Hey there guys was wondering to those who have a GoPro or any camera that the use to video there snowboard trips as to which video editing programs that you guys use to get the best video quality. i have this old pinnacle program that lets me do up to 480 but i want something that can do 720 at least


----------



## Cr0_Reps_Smit (Jun 27, 2009)

i have the adobe CS 5.5 master collection. it comes with adobe premiere which is awesome.


----------



## yusoweird (Apr 6, 2009)

Sony Vegas 9 or higher is noob friendly


----------



## Blankknight (Feb 2, 2011)

yusoweird said:


> Sony Vegas 9 or higher is noob friendly


thats a little price unless you have an Keygen handy


----------



## rgrwilco (Oct 15, 2007)

I got vegas 9 from best buy for about 80 bucks. That is not expensive at all for an editing program. Its not "vegas pro", but it will be just fine for gopro hd videos.


----------



## AdamBQ (Sep 15, 2009)

I just use iMovie. Not as powerful as some of the other ones, but I find it really easy and straight forward.


----------



## Blankknight (Feb 2, 2011)

rgrwilco said:


> I got vegas 9 from best buy for about 80 bucks. That is not expensive at all for an editing program. Its not "vegas pro", but it will be just fine for gopro hd videos.
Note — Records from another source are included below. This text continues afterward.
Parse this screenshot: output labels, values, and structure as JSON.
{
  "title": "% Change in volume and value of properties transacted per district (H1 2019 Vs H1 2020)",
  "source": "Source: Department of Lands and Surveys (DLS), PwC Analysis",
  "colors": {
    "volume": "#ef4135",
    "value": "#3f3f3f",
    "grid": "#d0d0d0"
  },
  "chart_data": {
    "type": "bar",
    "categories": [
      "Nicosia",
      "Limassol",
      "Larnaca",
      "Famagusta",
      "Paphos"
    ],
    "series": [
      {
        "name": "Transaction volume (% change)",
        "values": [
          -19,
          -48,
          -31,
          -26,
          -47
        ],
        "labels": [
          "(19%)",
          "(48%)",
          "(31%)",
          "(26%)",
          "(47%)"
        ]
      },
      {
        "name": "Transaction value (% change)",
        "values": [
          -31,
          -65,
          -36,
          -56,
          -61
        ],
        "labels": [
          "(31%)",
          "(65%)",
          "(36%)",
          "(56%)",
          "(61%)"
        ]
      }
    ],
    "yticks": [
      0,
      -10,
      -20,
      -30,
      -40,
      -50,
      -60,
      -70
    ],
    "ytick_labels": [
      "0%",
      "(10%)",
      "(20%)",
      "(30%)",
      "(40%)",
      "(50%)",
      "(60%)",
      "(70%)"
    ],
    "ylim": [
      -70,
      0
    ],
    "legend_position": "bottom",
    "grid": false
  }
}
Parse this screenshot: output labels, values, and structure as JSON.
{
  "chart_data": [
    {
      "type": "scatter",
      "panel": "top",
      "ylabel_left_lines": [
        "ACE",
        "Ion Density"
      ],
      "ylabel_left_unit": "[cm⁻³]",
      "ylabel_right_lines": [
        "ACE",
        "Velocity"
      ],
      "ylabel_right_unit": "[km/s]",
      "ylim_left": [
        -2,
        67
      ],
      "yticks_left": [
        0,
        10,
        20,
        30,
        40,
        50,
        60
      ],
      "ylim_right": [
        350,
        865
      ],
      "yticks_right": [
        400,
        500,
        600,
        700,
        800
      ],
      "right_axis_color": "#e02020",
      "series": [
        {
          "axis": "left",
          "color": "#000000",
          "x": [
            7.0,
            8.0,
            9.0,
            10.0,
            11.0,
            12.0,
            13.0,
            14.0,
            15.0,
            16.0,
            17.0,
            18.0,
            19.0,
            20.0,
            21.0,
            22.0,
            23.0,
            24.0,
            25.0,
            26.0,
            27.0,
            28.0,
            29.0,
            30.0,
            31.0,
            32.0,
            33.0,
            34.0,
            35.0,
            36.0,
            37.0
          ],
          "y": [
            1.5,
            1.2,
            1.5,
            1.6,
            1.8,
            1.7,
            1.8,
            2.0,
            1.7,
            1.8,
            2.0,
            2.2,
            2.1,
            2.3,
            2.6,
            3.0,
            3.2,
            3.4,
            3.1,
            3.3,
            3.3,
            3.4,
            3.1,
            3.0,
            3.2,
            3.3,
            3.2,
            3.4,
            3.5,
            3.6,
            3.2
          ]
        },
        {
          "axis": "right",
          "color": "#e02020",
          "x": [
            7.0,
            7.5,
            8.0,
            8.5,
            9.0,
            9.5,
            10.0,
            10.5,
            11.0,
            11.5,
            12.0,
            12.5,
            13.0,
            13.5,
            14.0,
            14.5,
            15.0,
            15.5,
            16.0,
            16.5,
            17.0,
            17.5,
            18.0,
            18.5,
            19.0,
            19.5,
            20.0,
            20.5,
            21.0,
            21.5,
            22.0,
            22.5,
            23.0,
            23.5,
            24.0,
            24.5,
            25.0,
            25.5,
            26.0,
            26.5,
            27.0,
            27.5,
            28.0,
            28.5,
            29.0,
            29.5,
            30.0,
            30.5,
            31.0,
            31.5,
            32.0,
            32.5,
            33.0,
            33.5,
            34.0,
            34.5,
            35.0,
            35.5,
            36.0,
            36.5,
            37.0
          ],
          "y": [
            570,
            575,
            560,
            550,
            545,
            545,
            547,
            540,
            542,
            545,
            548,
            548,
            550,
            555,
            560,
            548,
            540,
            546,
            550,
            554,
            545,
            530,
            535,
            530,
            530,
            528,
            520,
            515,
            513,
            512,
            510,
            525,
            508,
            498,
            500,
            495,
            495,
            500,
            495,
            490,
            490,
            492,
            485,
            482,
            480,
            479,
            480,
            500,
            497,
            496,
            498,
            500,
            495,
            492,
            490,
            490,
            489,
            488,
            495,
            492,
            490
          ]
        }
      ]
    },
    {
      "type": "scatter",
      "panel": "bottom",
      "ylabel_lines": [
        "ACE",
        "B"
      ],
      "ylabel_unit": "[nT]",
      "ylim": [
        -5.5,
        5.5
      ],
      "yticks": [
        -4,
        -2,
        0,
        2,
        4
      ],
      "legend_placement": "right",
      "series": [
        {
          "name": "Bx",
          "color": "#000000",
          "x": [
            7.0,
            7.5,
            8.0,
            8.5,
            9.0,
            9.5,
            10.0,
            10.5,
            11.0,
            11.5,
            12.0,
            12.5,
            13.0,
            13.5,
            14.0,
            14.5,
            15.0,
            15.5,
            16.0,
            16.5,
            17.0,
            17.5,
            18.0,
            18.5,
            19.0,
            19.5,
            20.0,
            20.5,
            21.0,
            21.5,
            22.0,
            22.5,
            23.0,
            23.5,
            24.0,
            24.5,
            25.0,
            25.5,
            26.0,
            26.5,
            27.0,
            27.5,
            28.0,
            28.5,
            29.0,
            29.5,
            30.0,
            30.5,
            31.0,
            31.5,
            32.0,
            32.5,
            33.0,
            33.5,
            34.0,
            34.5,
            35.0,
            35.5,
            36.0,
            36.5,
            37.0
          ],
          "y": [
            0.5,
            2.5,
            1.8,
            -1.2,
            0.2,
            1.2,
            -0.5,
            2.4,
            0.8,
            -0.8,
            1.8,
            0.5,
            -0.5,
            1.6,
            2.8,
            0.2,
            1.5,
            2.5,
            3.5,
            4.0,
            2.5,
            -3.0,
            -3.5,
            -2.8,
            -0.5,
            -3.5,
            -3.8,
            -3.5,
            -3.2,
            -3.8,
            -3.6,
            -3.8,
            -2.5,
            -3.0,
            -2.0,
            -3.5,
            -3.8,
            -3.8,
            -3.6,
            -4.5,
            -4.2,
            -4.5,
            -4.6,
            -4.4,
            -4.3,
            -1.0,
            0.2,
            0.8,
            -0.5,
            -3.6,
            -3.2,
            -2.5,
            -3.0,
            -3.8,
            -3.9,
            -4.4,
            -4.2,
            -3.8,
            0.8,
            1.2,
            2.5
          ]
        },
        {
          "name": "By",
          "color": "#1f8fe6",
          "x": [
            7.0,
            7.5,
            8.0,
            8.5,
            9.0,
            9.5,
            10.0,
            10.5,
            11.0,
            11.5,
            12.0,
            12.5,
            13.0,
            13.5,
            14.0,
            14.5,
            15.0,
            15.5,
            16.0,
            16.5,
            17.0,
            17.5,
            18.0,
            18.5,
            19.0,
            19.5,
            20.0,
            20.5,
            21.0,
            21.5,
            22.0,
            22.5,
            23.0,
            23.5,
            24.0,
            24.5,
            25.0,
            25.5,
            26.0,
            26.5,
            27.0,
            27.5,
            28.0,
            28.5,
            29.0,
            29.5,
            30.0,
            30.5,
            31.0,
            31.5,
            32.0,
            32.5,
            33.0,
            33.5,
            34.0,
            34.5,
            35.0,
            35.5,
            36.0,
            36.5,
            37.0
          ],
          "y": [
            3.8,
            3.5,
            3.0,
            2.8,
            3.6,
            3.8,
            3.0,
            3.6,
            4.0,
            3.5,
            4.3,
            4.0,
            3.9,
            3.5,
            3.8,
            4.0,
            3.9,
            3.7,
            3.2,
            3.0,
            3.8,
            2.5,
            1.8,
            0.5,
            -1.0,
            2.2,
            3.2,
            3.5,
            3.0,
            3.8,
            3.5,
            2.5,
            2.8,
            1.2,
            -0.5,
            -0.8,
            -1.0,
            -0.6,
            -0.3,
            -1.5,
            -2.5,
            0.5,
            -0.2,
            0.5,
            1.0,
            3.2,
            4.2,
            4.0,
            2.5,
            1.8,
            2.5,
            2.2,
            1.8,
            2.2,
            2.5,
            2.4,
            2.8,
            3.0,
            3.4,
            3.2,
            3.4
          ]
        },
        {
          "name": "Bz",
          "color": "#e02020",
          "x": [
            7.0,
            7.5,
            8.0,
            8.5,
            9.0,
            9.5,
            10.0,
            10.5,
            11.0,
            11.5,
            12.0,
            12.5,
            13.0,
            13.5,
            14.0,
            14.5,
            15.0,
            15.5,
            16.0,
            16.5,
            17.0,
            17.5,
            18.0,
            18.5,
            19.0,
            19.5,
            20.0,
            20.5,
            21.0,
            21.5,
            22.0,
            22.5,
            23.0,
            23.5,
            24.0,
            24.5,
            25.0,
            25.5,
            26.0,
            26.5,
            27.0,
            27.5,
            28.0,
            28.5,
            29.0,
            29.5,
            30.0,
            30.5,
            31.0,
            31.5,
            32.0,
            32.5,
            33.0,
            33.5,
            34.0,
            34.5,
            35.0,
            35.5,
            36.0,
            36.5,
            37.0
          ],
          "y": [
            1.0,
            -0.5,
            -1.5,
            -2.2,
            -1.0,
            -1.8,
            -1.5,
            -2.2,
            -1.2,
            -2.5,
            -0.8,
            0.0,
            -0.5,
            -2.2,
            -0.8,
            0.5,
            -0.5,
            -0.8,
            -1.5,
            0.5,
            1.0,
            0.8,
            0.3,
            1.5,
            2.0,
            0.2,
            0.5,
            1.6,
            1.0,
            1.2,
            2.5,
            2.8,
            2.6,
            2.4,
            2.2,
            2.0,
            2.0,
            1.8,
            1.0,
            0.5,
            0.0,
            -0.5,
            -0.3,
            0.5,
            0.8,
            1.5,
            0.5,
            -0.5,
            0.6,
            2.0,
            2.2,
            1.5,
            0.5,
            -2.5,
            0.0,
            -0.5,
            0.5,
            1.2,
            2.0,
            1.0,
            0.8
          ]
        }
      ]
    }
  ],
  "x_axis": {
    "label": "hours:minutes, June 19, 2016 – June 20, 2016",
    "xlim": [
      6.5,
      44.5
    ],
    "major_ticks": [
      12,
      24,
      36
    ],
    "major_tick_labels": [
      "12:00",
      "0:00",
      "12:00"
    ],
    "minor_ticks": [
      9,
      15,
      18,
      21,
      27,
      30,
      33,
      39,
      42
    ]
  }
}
i didn't even know there was a cheap version for vegas like that, every time someone has mentioned it they are always talking about the pro version next time i'm at best buy ill take a look thanks for the info!


----------



## hpin (Feb 11, 2010)

I had an old pinnacle too and fortunately it qualified for their upgrade program and get the latest version at a discount. Check Avid's website.


----------



## old_mate (Jun 16, 2011)

I use to use Vegas back when i had a PC and i found it great but didn't have a Gopro back then. Now i got a Gopro and a macbook i use Final Cut Pro. It took abit of getting use to but i like it now. You have to convert the files first tho which gets abit annoying for larger/longer clips.


----------



## Reede (Feb 16, 2009)

I use Vegas but it takes forever to encode H.264 video. Still trying to figure that one out.


----------



## yusoweird (Apr 6, 2009)

Reede said:


> I use Vegas but it takes forever to encode H.264 video. Still trying to figure that one out.


Not sure what version you have, but the older Vegas doesn't use hardware acceleration. Version 9 and up is much better.


----------



## Reede (Feb 16, 2009)

I am using version 10.0.

Encodes at about 1 frame every 5 seconds in H264, Xvid and other codecs work quicker but H264 is just painfully slow, which sucks because it is by far the best quality.


----------